My last-minute run to the woods to fill my tag with a big buck was not thought out particularly well. I dressed warm, threw my pack, blaze-orange hoodie, hunting vest and shotgun into the idling truck. The tank read half. The windshield was frost-free. In spite of a couple good snow storms in the last week, the roads were generally clear and the three-speed straight-six did its best against a ridiculous W/NW gale.
Now, of trucks and deer hunting, there are a couple well-known rules that should be noted once the snow flies:
1. Make sure you’ve got weight in the bed of your truck. As long as I can remember my dad having a truck this has been a seasonal ritual. Putting sandbags in the back. It’s the one thing that separates you from all the yahoos whose trucks are buried in drifts, ditches or the rear-end of some unsuspecting Prius. Unless that one thing is beer, in which case sandbags won’t make them a dang bit of difference.
2. When a front is moving in and the wind and snow go horizontal, it’s best to grab a beer and watch the game. For all intents and purposes, that’s what the deer are doing.
Of course when it comes to rules, well-known doesn’t mean always-followed. Take my present situation for example.
My lack of forethought pertaining to rule #1 struck me as I pulled a u-turn to park the truck on the side of the road where we walk into our woods from: I’ve got zero weight in the bed of the truck. I pulled onto the shoulder, getting as close as possible to its edge without sliding over, in order to allow enough room for the fly-wing of the County’s plow truck to leave my mirror attached.
If I get stuck, I told myself, standing in the squall, I’ll cross that bridge when I’m done hunting– effectively dismissing rule #2 as well. This is how the male hunting-mind works. It’s a complex and inexplicable animal.
I suited up, locked the truck and started the 1/4-mile hike across a wide-open field to the woods.
Once in the woods, I spotted a half-dozen new rubs, but no fresh tracks. I was confident that this would be my afternoon. I settled into the stand, hung my gun on its hook and lit my pipe. The wind blew snow in whirls and clouds through the hardwoods around me. I was warm enough from the hike in to leave my gloves in my pocket for a while. Life was good.

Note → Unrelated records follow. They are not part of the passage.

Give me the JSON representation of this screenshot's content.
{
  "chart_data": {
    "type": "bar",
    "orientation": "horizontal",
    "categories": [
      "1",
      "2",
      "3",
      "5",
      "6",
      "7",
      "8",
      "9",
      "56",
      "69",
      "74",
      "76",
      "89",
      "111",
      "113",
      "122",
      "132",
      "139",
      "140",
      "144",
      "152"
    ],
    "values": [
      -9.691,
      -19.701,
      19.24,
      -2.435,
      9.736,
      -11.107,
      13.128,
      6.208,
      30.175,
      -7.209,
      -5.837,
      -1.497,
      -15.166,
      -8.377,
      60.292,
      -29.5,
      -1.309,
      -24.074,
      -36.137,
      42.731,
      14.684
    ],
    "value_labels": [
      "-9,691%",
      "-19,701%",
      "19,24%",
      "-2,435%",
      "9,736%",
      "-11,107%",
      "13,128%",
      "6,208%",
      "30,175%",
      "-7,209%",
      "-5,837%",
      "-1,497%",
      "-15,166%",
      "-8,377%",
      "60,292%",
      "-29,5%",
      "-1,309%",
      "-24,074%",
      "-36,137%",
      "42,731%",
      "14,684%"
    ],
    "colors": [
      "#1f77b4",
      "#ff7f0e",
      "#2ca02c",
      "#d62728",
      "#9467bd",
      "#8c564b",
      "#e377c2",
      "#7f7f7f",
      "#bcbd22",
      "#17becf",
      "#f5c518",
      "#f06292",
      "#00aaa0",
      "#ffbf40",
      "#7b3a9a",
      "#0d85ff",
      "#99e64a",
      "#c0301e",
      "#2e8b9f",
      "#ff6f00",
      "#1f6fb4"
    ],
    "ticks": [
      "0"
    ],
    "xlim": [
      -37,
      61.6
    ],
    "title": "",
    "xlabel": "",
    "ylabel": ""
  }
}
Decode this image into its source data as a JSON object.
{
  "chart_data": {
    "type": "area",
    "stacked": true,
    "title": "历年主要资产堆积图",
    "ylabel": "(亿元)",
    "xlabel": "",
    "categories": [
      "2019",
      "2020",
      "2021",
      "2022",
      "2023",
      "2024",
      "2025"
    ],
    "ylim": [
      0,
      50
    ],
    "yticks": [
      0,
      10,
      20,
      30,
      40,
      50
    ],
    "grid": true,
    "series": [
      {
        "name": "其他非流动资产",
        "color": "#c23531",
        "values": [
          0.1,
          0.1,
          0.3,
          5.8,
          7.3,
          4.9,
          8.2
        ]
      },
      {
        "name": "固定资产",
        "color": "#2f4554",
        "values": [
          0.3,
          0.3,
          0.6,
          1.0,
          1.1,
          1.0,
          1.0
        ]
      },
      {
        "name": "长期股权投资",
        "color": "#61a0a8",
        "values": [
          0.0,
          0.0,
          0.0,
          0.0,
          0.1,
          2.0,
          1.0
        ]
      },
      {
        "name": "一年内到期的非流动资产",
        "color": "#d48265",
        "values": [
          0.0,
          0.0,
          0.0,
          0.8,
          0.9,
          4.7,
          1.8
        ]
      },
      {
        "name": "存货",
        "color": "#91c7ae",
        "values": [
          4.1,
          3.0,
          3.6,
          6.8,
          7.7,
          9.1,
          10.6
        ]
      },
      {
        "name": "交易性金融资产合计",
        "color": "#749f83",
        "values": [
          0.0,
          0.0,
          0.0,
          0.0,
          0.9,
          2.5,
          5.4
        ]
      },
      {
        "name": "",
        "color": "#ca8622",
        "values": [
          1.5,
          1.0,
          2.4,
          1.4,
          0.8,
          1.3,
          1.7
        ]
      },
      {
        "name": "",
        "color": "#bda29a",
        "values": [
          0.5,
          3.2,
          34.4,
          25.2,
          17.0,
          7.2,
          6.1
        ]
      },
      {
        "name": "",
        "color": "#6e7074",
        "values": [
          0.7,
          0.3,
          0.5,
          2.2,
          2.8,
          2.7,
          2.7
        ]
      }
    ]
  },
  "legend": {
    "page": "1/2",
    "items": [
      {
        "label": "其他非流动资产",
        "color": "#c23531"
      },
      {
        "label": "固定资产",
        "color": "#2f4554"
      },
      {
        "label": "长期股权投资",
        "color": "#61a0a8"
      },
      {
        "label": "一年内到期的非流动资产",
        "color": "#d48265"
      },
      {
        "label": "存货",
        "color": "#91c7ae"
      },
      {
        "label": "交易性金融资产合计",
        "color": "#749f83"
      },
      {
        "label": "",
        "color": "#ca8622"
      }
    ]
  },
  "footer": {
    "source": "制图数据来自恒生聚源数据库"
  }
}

Twenty minutes passed. No longer warm from the hike in, I put my pipe away and fished my gloves from my pocket. To my right, a big doe walked out from behind a thicket of trees, picking her way toward me. A doe was not on the docket for today’s hunt, but I grabbed my gun from its hook in case my buck was sniffing around.
She stood facing my direction at 40 yards. If I moved, she’d bust me and the jig would be up. I sat like a rock. Every direction she looked or turned her ears toward, I followed with my eyes. Five minutes later, she lied down right where she was standing. No buck. Just a bed comfortable enough to ride out the storm, complete with a view of a blaze orange testament to what happens when you don’t follow the rules. Shit.
So there I sat. Wind and snow. Dropping temps. More wind and snow. Nose running like a track-star. After two hours, she continued to lie there chewing her cud, body almost snowed-over. Snowed-over as well, and right about the time I started talking to the squirrels in neighboring trees, I decided I needed to stand up. Success. Daylight gave out twenty minutes later and she busted me climbing down out of the tree. I could sort of feel my fingers and toes again as I traipsed out of the woods to the field, a fading gray and drifting tundra.
In the end, the truck didn’t get stuck. That’s not to say I didn’t come uncomfortably close, mind you. I pulled slowly from the shoulder to the road. Fishtails dictated that 35 mph was all the truck would allow. Slow and steady. Which was fine by me. I had nothing to prove that I suppose hadn’t already. Besides, the game wasn’t starting for another hour and twenty minutes…and the beer wasn’t going anywhere either.